Mais personnellement, je pars dans la direction d’Einstein – l’homme doit se soumettre à la loi. Je pense que c’est seulement la loi qui peut fédérer les citoyens vers un objectif commun. Or, cette notion de loi est acquise individuellement et de façon informelle, c’est-à-dire dans les conversations de salon ou de rue et dans la presse. Or, si on est convaincu que seule l’observance de la loi amènerait la paix et la sécurité dans un État, son éducation devrait se faire dans des écoles et d’une façon formelle.

La connaissance de la loi serait à mon avis plus importante que la connaissance technique. Quand je parle de la connaissance de la loi, je ne parle en aucun cas des études poussées qui mèneront à être avocat, notaire ou juge. Mais plutôt celle qui aiderait les citoyens à vivre dans un pays démocratique. Elle devrait comprendre les six domaines de savoirs comme suit : la formation de bonnes habitudes, divers aspects de la justice, l’organisation administrative, l’organisation politique, les principaux de- voirs de la vie familiale et sociale et les relations internationales.

Quelques idées pratiques à l’implémentation de ce projet :

L’âge d’apprentissage

En analogie à une plante à laquelle on met un tuteur dès les premiers jours pour s’assurer qu’elle pousse droit, je pense que l’apprentissage de vivre en société et des lois qu’elle comporte commence dès la maternelle. Une pédagogie appropriée devrait aider l’enfant à connaître son rôle et ses responsabilités dans une société. Apprendre à dire bonjour à quelqu’un en chemin paraît tellement banal, mais a toute son importance dans la cohésion d’une société. J’observe, et je pense que c’est aussi le cas de nombre de personnes, que les gens ont oublié comment se dire bonjour. On regarde plus les smartphones, ou on écoute de la musique à travers des oreillettes au lieu d’être présent à l’autre en disant bonjour.

Le contenu

Ici, ce serait important que les élèves apprennent à acquérir un es- prit critique sur l’élaboration des lois et le but recherché en faisant et en respectant une loi. Ce serait une faute d’utiliser la même pédagogie qui est utilisée pour enseigner les autres matières telles que les mathématiques ou les sciences ; c’est-à-dire, une transmission du savoir de l’enseignant à l’élève par le biais des livres et les questionnaires. Ce serait souhaitable que le contenu comprenne l’histoire de la construction d’une cité, les penseurs qui ont pensé sur l’organisation d’une cité, les premières lois établies et les évolutions jusqu’à maintenant. Les textes d’Aristote, Locke ou Rousseau seraient les bienvenus dans des manuels scolaires. Tout cela afin que l’élève se situe avant que des lois et mœurs locales soit étudiées. Il est important de mettre l’accent sur la pédagogie d’enseignement pour ce contenu car ce qu’on veut n’est pas un dressage de l’élève mais plus une conscientisation de l’élève par rapport à son rôle à jouer dans la société.

L’environnement d’apprentissage

 En s’embarquant dans le projet de rendre l’éducation civique une matière officielle, le problème résidera dans l’environnement dans lequel l’élève vit et évolue : on ne peut pas enseigner et noter un élève sur les lois sociétales et le besoin de les respecter si la société ne vit pas selon ces mêmes critères. Plus près de lui, il s’attendra à ce que l’enseignant et aussi l’établissement scolaire vivent les valeurs qui sont enseignées. On voit donc que pour la réussite du projet, le projet en lui-même doit dépasser le cadre scolaire pour s’étendre plus vers un projet national : tous les citoyens doivent s’y mettre.

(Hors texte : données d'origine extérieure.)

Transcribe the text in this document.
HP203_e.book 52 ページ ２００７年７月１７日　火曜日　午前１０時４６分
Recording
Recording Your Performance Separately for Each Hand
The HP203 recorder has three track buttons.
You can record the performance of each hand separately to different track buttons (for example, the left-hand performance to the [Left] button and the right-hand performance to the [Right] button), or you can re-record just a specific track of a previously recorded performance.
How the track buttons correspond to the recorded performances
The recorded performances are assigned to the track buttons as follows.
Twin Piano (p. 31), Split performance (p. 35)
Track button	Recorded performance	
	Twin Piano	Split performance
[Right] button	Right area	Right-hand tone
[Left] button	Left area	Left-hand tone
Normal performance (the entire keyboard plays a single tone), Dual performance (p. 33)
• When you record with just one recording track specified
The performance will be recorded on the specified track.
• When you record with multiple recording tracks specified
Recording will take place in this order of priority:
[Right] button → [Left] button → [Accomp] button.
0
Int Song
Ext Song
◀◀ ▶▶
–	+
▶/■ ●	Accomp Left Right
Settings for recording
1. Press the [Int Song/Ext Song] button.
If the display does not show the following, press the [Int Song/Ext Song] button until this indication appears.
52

C’est un projet de société, donc politique. Une réelle volonté politique est requise. C’est un choix courageux et ambitieux qui est demandé, car les résultats seront moins quantitatifs financièrement mais plutôt qualitatifs. On n’aura certes pas des «robots» fraîchement sortis des écoles et prêts à entrer dans l’engrenage de la machine à produire de la croissance à tout prix, mais on aura par contre une société faite d’hommes et de femmes qui travailleront ensemble dans le respect mutuel à réinventer une société plus juste. J’in- vite les responsables de la réforme de l’éducation à y prêter attention.